Svalutare poco i crediti malati consente a parità di condizioni di avere utili netti più alti in termini relativi. Se solo Ubi uniformasse i suoi accantonamenti a livello della media del sistema emergerebbero almeno 700 milioni di maggiori svalutazioni. Non poco. Quella cifra vale due anni interi di utili netti della banca. E ribalterebbe in un colpo solo il livello di redditività della banca.

UBIbanca
 

Non più utili ma perdite. Quel che appare un enigma ha per Ubi una spiegazione. La banca sostiene da sempre che i bassi livelli di copertura sono giustificati da un livello di garanzie reali (ipoteche e garanzie personali) sottostanti ai finanziamenti molto elevati, tra i più elevati del sistema. Insomma la banca svaluta poco i suoi crediti malati perché ha più garanzie sotto forma di pegni e ipoteche da escutere eventualmente. Crediti malati più garantiti della media del sistema. Certo è che da questo punto di vista Ubi è un’anomalia assoluta nel panorama delle banche quotate italiane.

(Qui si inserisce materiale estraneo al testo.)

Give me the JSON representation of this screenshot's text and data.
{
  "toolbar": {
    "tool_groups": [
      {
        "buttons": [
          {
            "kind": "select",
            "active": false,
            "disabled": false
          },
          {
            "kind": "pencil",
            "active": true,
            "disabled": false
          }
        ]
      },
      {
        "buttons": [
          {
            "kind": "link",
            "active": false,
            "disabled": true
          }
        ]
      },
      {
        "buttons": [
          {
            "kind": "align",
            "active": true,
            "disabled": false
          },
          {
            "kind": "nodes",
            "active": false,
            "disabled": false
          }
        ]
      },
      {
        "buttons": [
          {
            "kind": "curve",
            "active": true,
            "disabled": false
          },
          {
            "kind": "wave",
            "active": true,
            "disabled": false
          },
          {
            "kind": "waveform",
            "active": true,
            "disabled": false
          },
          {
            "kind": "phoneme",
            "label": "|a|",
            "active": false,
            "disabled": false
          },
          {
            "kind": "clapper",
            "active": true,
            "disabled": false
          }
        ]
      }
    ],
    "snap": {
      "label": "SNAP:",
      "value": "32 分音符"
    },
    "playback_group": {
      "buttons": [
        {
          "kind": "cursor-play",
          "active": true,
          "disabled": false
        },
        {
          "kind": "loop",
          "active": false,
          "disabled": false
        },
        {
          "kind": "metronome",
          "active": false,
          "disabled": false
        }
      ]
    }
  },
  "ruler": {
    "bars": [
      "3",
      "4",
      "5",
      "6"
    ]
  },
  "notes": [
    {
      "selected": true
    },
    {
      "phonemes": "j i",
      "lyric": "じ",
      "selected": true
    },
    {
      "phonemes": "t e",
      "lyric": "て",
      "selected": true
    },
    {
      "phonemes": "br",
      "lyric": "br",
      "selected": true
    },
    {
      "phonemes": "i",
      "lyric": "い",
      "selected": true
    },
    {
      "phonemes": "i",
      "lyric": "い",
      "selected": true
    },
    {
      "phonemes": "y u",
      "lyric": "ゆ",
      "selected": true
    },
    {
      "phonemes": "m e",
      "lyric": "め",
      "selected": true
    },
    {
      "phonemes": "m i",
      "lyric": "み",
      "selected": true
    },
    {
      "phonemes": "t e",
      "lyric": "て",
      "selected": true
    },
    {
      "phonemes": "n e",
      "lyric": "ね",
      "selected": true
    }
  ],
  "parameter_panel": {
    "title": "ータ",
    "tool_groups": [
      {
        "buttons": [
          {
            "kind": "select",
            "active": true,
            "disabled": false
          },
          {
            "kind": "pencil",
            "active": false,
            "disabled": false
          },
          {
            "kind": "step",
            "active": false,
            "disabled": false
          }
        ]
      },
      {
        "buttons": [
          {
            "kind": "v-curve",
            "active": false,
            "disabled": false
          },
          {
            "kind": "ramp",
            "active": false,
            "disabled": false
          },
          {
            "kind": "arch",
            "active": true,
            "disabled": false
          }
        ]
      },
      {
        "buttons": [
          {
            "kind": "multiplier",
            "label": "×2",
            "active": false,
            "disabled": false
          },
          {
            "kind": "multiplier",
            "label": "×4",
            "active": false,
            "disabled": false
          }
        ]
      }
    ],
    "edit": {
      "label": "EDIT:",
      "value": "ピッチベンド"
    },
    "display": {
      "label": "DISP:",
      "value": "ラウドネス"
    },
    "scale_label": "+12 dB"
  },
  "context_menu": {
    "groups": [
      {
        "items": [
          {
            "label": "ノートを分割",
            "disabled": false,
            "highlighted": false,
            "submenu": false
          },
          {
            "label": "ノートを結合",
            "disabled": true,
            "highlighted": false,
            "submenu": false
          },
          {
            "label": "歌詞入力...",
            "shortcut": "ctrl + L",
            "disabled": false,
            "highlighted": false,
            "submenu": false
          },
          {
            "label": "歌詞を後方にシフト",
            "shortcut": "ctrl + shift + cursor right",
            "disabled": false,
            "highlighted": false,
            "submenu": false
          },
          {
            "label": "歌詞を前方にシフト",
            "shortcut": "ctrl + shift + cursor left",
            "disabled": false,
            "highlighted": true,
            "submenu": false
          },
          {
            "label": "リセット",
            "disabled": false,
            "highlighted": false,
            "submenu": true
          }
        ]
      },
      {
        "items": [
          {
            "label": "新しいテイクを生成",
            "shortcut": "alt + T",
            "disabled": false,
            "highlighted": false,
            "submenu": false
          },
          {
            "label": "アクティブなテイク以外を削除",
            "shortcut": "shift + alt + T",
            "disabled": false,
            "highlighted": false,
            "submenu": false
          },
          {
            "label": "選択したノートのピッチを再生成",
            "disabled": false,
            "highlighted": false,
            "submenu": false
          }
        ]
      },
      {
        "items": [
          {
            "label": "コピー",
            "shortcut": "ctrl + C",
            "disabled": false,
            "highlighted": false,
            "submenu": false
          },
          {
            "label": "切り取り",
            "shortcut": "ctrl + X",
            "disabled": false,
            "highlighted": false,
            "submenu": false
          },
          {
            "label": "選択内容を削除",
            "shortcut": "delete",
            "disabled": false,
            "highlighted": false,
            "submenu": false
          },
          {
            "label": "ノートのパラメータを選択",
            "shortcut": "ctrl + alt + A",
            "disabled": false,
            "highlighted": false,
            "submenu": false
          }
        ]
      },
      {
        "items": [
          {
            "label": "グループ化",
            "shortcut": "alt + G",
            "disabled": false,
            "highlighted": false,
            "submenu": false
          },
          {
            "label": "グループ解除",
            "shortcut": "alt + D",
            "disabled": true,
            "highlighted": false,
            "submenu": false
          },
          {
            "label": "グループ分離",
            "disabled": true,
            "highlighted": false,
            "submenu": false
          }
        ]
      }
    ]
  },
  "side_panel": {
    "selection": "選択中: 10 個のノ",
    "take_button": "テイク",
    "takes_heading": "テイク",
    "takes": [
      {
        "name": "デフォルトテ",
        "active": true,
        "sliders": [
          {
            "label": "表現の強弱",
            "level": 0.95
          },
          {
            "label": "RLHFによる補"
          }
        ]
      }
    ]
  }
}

E quando  l’anomalia è così marcata vien da chiedersi come mai in Ubi sono stati così attenti nel garantirsi i crediti, mentre tutte le altre banche hanno peccato in leggerezza? E’ possibile che solo a Bergamo abbiano preso così tante precauzioni nel tutelare i loro affidamenti? Domande cui è difficile dare una risposta. Certo è che ora nel pieno della battaglia sull’offerta pubblica di scambio (Ops) che vede contrapposti Intesa-Sanpaolo e i soci forti di Ubi, quel dato pesa eccome.
 

Intesa ha già detto che in caso di successo dell’offerta provvederà ad allineare i tassi di copertura a quelli di Intesa. Vuol dire prevedere svalutazioni aggiuntive nel bilancio di Ubi di oltre 900 milioni. Se ne farà carico la banca guidata da Messina che è in grado con la nuova entità di assorbire il colpo.

Se invece l’Ops dovesse fallire, Ubi resterà sola e si porterà appresso il rebus mai risolto per altri anni. Che vuol dire una mina inesplosa di 700 milioni di euro di possibili svalutazioni che Ubi si è ben guardata negli ultimi anni di affrontare. Pena mangiarsi tutti gli utili degli ultimi 2 anni.